Posted on 4 July 2022


Recurrent implantation failure (RIF) is a difficult condition to treat in IVF.

Recurrent implantation failure may be caused by poor endometrial quality,

However, other causes may have little or nothing to do with endometrial receptivity such as low blastocyst competence,

Another cause of implantation failure is asynchronicity between embryo and endometrium – when these cells are out of synch with each other’s development and are not speaking the same language.

Endometrial quality is of paramount importance for successful embryo implantation.

The endometrium is a delicate tissue and may be damaged by infection or scarring such as in Asherman’s syndrome.

Studies have demonstrated a positive correlation between endometrial thickness and embryo implantation rates with worse implantation rates when the endometrium is < 7mm in total thickness.

One novel and promising treatment is the intrauterine infusion of autologous PRP.

PRP stands for Platelet Rich Plasma.

For this therapy, blood is drawn from the patient and PRP concentrated via a technique of centrifugation.

PRP is then infused into the uterine cavity during the proliferative phase at least 5 days before embryo transfer.

In most studies PRP infusion has occurred once per cycle but in theory the technique could be repeated. Early studies have shown significant improvements in endometrial thickness, embryo implantation, and clinical pregnancy rates in both cases of a thin endometrium as well as cases of recurrent implantation failure in general.

Autologous PRP infusion is a non-invasive and direct method of applying concentrated growth factors and cytokines to the endometrium. Stimulatory factors in PRP include platelet-derived growth factor (PDGF), transforming growth factor (TGF), a variety of interleukins (IL), vascular endothelial growth factor (VEGF), epidermal growth factor (EGF), and insulin-like growth factor (IGF).

PRP has become popular in various areas of medicine, due to demonstrated benefits in many medical contexts including alopecia, osteoarthritis, cosmetic medicine and various gynaecological disorders.

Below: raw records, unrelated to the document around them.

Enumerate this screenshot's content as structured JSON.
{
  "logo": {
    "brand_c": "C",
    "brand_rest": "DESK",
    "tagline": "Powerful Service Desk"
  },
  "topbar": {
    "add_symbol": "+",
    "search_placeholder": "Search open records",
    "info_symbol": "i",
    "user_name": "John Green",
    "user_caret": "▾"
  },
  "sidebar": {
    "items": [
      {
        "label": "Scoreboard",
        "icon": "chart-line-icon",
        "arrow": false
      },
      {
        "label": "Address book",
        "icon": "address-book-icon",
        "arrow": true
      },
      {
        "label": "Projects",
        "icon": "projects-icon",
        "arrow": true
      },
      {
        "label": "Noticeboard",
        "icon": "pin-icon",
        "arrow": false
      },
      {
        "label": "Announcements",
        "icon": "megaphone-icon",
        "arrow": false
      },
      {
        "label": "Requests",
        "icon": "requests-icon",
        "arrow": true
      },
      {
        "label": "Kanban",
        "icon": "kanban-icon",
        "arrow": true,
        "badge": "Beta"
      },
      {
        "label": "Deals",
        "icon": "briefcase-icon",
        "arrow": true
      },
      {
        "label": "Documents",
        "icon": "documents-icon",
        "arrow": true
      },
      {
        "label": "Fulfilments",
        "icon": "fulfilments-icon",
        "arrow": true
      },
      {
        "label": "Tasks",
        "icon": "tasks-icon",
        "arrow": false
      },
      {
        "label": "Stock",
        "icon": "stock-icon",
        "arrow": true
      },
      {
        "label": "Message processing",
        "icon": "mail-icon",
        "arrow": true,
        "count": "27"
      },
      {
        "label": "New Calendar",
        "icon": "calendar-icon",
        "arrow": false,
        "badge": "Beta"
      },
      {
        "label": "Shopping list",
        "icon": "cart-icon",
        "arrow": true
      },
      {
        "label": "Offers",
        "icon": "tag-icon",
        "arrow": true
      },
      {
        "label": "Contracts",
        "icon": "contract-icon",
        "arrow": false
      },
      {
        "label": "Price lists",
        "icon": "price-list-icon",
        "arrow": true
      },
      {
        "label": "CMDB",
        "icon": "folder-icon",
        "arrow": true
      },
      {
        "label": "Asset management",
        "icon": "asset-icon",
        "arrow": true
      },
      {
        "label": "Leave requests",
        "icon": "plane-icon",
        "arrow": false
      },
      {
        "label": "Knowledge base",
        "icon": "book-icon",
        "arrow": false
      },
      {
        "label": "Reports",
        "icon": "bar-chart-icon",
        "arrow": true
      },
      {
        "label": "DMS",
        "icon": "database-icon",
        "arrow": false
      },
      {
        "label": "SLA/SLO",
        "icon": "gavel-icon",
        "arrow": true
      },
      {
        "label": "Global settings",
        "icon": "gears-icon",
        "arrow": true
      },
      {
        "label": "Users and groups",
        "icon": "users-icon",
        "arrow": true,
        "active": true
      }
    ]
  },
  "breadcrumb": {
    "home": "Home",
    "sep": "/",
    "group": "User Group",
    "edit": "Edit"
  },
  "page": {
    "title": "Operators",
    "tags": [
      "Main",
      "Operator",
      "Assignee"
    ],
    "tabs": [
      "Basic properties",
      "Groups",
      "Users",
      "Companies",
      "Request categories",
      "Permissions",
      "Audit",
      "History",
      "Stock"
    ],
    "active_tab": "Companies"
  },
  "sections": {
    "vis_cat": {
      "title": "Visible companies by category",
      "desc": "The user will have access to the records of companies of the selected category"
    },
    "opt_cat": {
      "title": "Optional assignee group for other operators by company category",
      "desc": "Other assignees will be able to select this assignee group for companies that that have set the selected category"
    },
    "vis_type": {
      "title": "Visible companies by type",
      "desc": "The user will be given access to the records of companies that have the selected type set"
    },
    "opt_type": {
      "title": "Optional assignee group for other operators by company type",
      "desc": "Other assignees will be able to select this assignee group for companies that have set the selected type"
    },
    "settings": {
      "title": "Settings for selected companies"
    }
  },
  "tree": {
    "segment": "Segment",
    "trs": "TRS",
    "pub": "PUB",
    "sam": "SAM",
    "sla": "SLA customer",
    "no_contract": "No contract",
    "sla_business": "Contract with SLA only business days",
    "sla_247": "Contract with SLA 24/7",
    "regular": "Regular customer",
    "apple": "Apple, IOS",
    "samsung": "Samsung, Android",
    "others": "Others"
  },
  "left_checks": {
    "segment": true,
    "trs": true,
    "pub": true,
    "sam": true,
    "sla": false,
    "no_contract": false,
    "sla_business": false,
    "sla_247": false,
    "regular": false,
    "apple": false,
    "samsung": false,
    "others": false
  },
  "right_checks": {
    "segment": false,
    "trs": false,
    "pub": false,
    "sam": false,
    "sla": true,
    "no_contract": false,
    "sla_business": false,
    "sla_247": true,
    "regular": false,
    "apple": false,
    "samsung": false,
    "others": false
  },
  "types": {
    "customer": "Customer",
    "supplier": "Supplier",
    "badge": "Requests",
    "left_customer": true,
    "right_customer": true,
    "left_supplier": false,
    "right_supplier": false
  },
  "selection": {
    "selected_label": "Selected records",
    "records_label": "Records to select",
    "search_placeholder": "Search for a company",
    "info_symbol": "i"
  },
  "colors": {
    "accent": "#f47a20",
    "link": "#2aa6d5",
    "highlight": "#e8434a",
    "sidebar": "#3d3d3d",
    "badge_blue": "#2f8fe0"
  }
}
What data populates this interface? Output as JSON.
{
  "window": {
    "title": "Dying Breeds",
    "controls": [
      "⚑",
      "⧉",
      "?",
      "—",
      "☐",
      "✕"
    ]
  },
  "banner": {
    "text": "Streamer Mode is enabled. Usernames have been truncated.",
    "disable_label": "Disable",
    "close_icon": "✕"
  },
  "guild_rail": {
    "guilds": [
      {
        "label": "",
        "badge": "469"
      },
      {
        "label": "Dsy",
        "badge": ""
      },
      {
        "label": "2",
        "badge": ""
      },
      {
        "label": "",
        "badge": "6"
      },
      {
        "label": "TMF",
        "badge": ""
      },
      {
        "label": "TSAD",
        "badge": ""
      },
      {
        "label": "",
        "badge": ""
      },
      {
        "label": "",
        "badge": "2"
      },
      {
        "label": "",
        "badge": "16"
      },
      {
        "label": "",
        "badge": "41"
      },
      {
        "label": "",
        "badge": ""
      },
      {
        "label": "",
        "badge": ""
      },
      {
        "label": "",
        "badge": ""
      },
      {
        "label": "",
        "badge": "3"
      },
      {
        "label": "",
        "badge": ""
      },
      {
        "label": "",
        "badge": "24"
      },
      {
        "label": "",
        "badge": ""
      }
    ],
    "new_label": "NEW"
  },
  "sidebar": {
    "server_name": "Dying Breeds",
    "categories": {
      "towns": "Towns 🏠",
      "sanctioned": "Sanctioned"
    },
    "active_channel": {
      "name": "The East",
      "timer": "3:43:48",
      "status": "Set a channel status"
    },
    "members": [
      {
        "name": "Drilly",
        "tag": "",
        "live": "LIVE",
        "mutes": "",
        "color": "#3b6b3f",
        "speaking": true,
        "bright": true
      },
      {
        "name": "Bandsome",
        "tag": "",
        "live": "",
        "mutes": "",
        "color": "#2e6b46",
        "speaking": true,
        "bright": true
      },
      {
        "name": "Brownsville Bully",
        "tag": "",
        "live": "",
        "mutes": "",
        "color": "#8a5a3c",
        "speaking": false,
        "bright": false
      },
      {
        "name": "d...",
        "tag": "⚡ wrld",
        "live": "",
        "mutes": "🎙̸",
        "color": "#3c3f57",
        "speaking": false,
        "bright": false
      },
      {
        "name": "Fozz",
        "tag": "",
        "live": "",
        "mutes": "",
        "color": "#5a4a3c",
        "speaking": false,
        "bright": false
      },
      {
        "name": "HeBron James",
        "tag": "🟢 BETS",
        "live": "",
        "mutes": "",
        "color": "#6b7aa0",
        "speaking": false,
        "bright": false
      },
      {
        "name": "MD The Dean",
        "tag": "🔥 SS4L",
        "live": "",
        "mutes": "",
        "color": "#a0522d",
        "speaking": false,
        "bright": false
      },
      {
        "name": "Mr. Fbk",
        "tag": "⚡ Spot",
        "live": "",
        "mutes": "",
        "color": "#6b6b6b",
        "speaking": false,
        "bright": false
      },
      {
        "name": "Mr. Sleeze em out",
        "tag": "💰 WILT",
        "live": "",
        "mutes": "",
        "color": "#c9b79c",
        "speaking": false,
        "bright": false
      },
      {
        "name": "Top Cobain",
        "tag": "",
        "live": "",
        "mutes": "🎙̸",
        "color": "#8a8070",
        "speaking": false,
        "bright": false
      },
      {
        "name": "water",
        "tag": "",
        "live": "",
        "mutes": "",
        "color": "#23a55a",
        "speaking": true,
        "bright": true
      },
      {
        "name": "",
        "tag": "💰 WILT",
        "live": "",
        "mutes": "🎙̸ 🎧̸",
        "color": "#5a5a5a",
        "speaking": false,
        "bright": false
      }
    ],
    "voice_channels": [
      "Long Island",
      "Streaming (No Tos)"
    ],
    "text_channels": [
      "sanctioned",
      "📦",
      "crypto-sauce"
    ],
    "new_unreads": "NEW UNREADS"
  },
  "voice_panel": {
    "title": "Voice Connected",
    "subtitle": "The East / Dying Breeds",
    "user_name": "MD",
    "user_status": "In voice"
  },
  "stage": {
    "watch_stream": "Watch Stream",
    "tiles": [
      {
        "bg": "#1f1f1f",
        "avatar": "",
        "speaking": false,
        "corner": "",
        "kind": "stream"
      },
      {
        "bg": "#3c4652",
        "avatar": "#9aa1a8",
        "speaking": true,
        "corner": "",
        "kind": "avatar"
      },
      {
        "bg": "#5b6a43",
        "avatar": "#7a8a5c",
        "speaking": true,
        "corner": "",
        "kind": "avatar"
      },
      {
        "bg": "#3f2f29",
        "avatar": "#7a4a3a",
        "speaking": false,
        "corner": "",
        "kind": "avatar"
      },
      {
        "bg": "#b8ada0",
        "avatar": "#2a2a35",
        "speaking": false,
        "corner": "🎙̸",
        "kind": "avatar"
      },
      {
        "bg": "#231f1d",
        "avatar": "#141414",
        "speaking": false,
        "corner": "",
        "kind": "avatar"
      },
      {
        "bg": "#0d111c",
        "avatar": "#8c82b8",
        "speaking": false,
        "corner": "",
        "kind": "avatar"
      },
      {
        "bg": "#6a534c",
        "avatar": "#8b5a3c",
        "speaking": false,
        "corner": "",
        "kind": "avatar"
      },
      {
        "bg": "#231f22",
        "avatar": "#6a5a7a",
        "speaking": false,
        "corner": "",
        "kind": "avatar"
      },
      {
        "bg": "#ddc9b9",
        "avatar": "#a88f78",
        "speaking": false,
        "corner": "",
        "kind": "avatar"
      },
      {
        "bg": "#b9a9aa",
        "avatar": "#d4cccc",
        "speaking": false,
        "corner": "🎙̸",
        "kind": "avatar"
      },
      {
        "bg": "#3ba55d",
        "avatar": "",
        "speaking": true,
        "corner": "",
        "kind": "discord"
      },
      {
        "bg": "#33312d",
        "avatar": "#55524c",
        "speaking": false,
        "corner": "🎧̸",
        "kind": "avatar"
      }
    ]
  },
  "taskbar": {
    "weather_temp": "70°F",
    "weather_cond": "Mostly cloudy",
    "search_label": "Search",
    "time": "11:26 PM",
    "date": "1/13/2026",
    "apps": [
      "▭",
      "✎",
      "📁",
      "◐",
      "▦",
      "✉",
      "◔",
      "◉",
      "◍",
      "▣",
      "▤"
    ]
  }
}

Adequate endometrial thickness is key for establishing and maintaining a pregnancy in IVF. However, the embryo must also be of sufficient quality for attachment and implantation to occur.

It is a known fact that older women create poorer quality embryos and also embryos at a higher risk of aneuploidy (random DNA errors preventing IVF success). Aneuploidy is known to affect 50% or more of embryos in women over 35, and typically commonly results in failed implantation or early miscarriage in this group of patients.

We need the right embryo, the right endometrial and good synchrony for pregnancy to successful occur in IVF. PRP is a promising treatment to improve a thin endometrium to help create this magical combination of aligning stars, aiming to optimise chances of success in an IVF context.